Know this, you have never seen anything like Beasts of the Southern Wild. I say this with confidence, as this film can quite possibly transport you to a world you never knew existed. It’s a story so fascinating and so surreal, it can only be described as pure magic put to film.
Quvenzhane Wallis is Hushpuppy, a little girl who lives in a Delta region forgotten by the rest of the world. She’s faced with the deterioration of her father’s health and imminent death, as well as the threat of prehistoric creatures called aurochs. They roamed the earth until the ice age froze them. Now, with the ice caps melting and Hushpuppy’s Delta community quickly inundating, she searches for her mother.
Beasts of the Southern Wild is not an easy film to digest. Describing what the film is about will surely alienate people and immediately turn some away. But even the most jaded of unimaginative movie goers need to appreciate both Quvenzhane and Dwight Henry as Hushpuppy’s father. Their performances here are unflinching, so incredibly raw and beautiful that as absurd a premise as the film is, it’s like watching a documentary on imagination.
“The whole universe, it depends on everything fittin’ together just right.” Hushpuppy says in voiceover. It’s these mystical quotes that fit so very nicely with the The Bathtub, the Louisiana bayou where Hushpuppy lives with her father and a bunch of interesting similar neighbors. Everyone here happily gets by truly living on the fringes of society. They consider it the best place on earth. Hushpuppy looks beyond at the city that separates her from the rest of the world and considers it ugly. This isn’t a story about finding the golden road.
Hushpuppy imagines a world where ice caps are melting, spliced with scenes of aurochs rampaging through the land. For all its magical elements, it would be easy to classify Beasts as a coming of age story, or even a fairytale. But Beasts of the Southern Wild really cannot be classified into anything. It just is what it is. A film that sees beauty in tragedy. A film that defies logic.

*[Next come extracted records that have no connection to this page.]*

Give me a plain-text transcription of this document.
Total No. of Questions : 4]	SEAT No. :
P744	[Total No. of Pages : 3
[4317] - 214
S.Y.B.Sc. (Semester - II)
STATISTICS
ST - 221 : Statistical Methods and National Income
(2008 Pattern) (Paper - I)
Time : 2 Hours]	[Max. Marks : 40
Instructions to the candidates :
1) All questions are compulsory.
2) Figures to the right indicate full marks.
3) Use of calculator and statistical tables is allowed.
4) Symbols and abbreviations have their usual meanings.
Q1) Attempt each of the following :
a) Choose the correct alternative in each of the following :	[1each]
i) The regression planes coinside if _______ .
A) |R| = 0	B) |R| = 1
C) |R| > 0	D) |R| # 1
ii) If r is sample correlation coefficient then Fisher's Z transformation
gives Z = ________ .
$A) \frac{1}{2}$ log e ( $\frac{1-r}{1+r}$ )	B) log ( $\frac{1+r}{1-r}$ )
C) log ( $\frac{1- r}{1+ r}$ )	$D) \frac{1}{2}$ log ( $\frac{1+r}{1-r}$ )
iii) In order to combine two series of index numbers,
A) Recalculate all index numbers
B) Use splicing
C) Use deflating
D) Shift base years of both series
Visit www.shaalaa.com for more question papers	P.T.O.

Regardless, Beasts of the Southern Wild, anchored by these two stars, is unlike anything you will see in a long time. Surely, it’s a much needed break from the usual summer blockbuster. It is a film that celebrates life by celebrating death, celebrates joy and wealth of the mind by despair and poverty of the body. It celebrates the power of imagination. It is a brutally strange movie. Hushpuppy explains that one of the things her father taught her was that, “You have to take care of the things smaller and sweeter than you.”
From this point on, this film will be the standard for how I will judge people’s taste in films. That’s not to say it is the best film I’ve ever seen, or anything of the sort. It is just so incredibly unique, that if you can’t grasp it, you can’t be trusted with a mind. This movie is astonishing, fierce and original. It’s all of these things in all different kinds of ways. This film is extraordinary.
A



Saw this last weekend. The best movie of the year so far. Great review.
I just saw the movie tonight and I don’t understand the buzz. Yes, Wallis is extraordinary, but the hand cam shooting style and vague symbolism just doesn’t work for me.